COAT: EDSL for Codegen

Code specialization has a huge impact on performance. Tailored code takes advantage of the knowledge about the involved data types and operations. In C++, we can instruct the compiler to generate specialized code at compile-time with the help of template metaprogramming and constant expressions. However, constant evaluation is limited as it cannot leverage runtime information. Just-in-time compilations lifts this limitation by enabling programs to generate code at runtime. In this post, I will present a header-only library providing abstract types and control flow abstractions to make code generation at runtime easier to use.

Disclaimer: This project is still in its early alpha stage. The code is available on github.

Partial Evaluation

In programming language theory there is the interesting concept of partial evaluation.

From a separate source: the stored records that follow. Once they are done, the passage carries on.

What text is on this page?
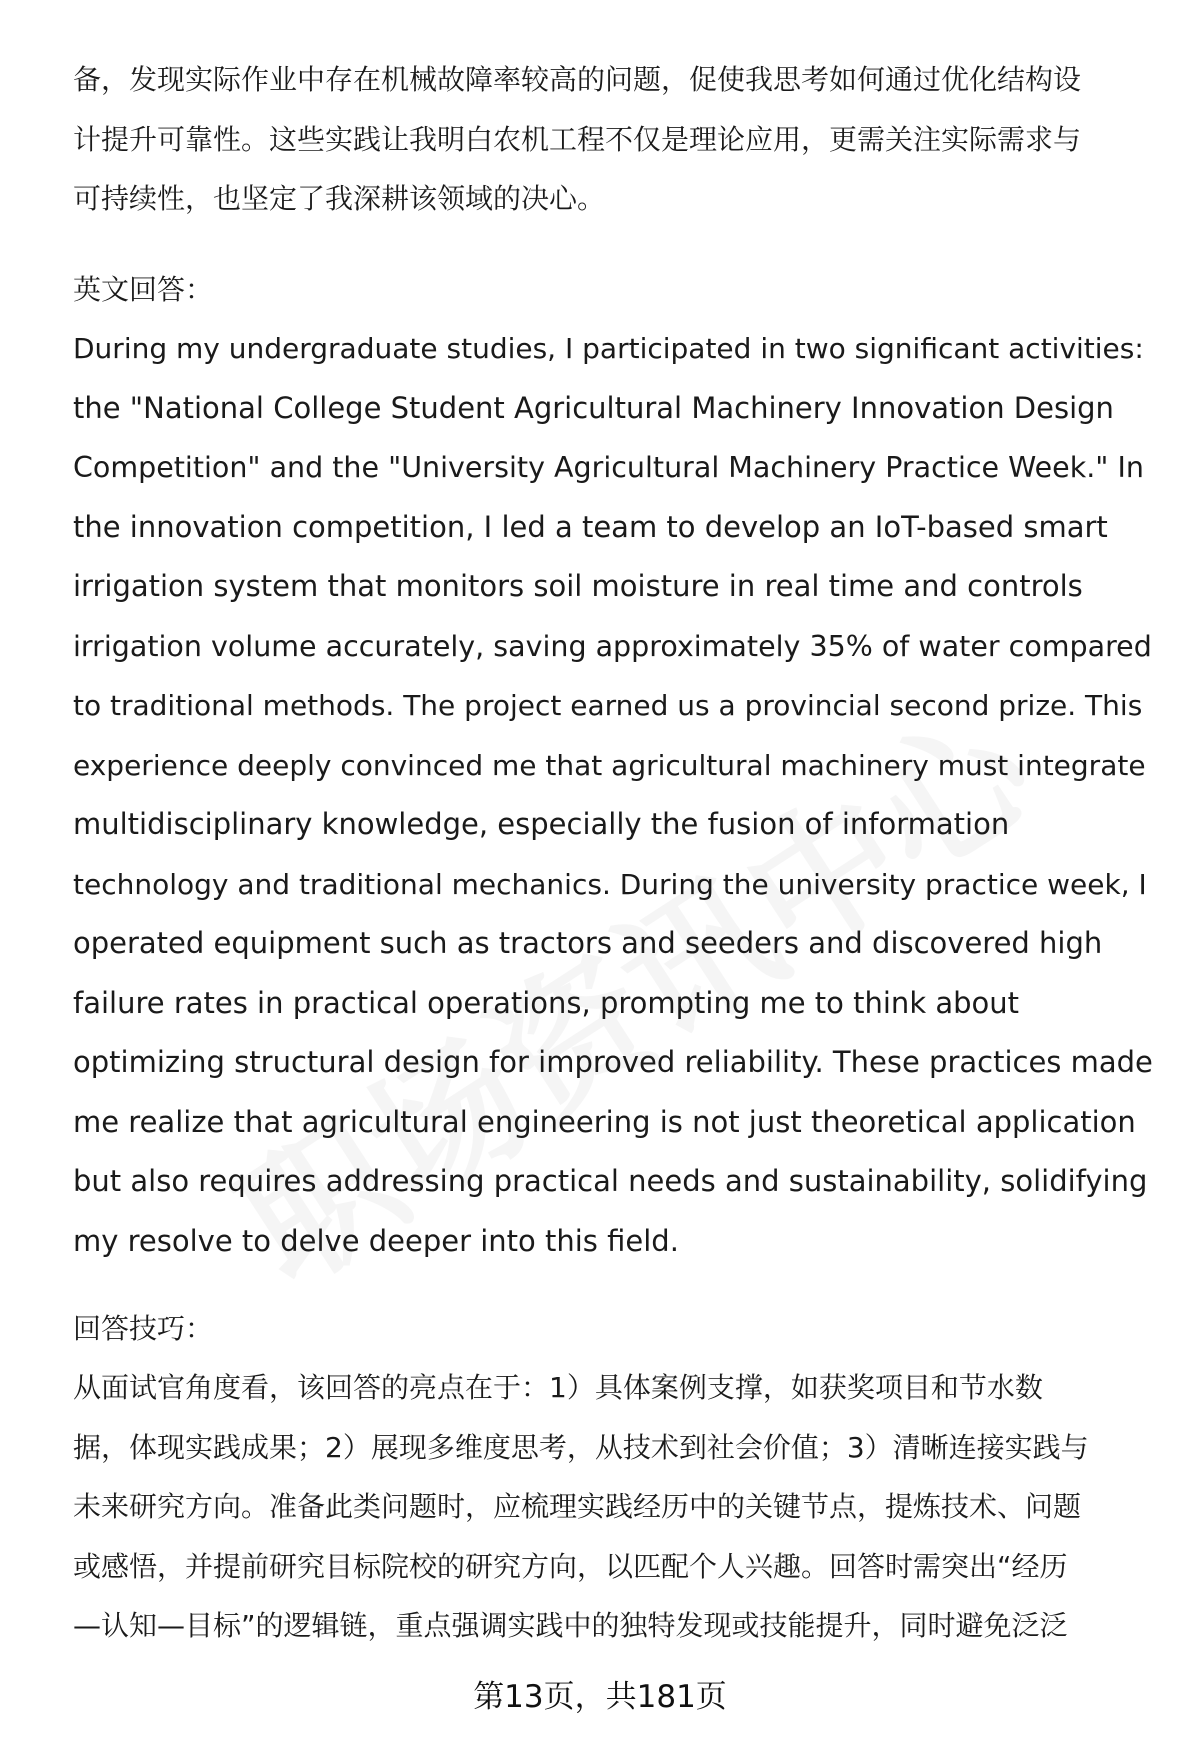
备，发现实际作业中存在机械故障率较高的问题，促使我思考如何通过优化结构设
计提升可靠性。这些实践让我明白农机工程不仅是理论应用，更需关注实际需求与
可持续性，也坚定了我深耕该领域的决心。
英文回答：
During my undergraduate studies, I participated in two significant activities:
the "National College Student Agricultural Machinery Innovation Design
Competition" and the "University Agricultural Machinery Practice Week." In
the innovation competition, I led a team to develop an IoT-based smart
irrigation system that monitors soil moisture in real time and controls
irrigation volume accurately, saving approximately 35% of water compared
to traditional methods. The project earned us a provincial second prize. This
experience deeply convinced me that agricultural machinery must integrate
multidisciplinary knowledge, especially the fusion of information
technology and traditional mechanics. During the university practice week, I
operated equipment such as tractors and seeders and discovered high
failure rates in practical operations, prompting me to think about
optimizing structural design for improved reliability. These practices made
me realize that agricultural engineering is not just theoretical application
but also requires addressing practical needs and sustainability, solidifying
my resolve to delve deeper into this field.
回答技巧：
从面试官角度看，该回答的亮点在于：1）具体案例支撑，如获奖项目和节水数
据，体现实践成果；2）展现多维度思考，从技术到社会价值；3）清晰连接实践与
未来研究方向。准备此类问题时，应梳理实践经历中的关键节点，提炼技术、问题
或感悟，并提前研究目标院校的研究方向，以匹配个人兴趣。回答时需突出“经历
—认知—目标”的逻辑链，重点强调实践中的独特发现或技能提升，同时避免泛泛
第13页，共181页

Let’s assume that parts of the input state of a program are known at a certain point in time. Hence, some of the expressions and statements for which we know the inputs can be evaluated and the whole program transformed into a specialized form for this partial input. The specialized program ought to be faster as we already evaluated parts of its expressions.

C++ provides language features to support this concept like constant expressions. Constant expressions are evaluated during compilation when all inputs are constants. Only their results leak to the runtime of the program. The point in time for the transformation is restricted to compile-time. There is no support in the language to generate code at runtime.

Depending on the task of the program, code specialization at runtime can be very beneficial. Let’s assume for a second that your program takes complex tasks as an input. Each task consists of a sequence of operations which must be applied to a large number of data items. Instead of interpreting each operation one after the other for each data item, it would be much better to generate a single function which applies all operations of the task at hand and just call this function for each data item. I’m a database researcher. Naturally, I’m thinking about database queries here.

Luckily, compiler frameworks like LLVM are built in a modular way that the code generation and optimization part can be used as a library which allows an application to use them at runtime. Nevertheless, it is far from easy to integrate just-in-time compilation into an application. The compiler APIs are complex and generating LLVM IR, the intermediate language/representation of LLVM, is tedious and error-prone. LLVM IR is like an architecture agnostic assembler language which we have to create one instruction after the other with complex API calls. All in all, it is similar to writing assembly by hand.

That is clearly not the most productive way to spend your time which is why I added more and more abstractions on top of the compiler API and ended up with an embedded domain specific language (EDSL) to make code generation easier to use.

Embedded Domain Specific Language (EDSL)

An EDSL is part of the source code it is embedded in (host language). The syntax and operators of the host language are customized on special data types to express the DSL inside the host language. Operator overloading in C++ comes in handy here.

The obvious advantage is the tight integration into the surrounding source code. There are no language boundaries, no parsers or other tools. It follows all the syntax rules of the host language which is a big plus as developers are familiar with it, but it can also be a big limitation as we cannot create more fitting abstractions in the syntax for the specific domain we are dealing with. Furthermore, for the untrained eye, it might be hard to distinguish which values have customized operators and therefore a different semantic than the standard operators. Everything has its learning curve.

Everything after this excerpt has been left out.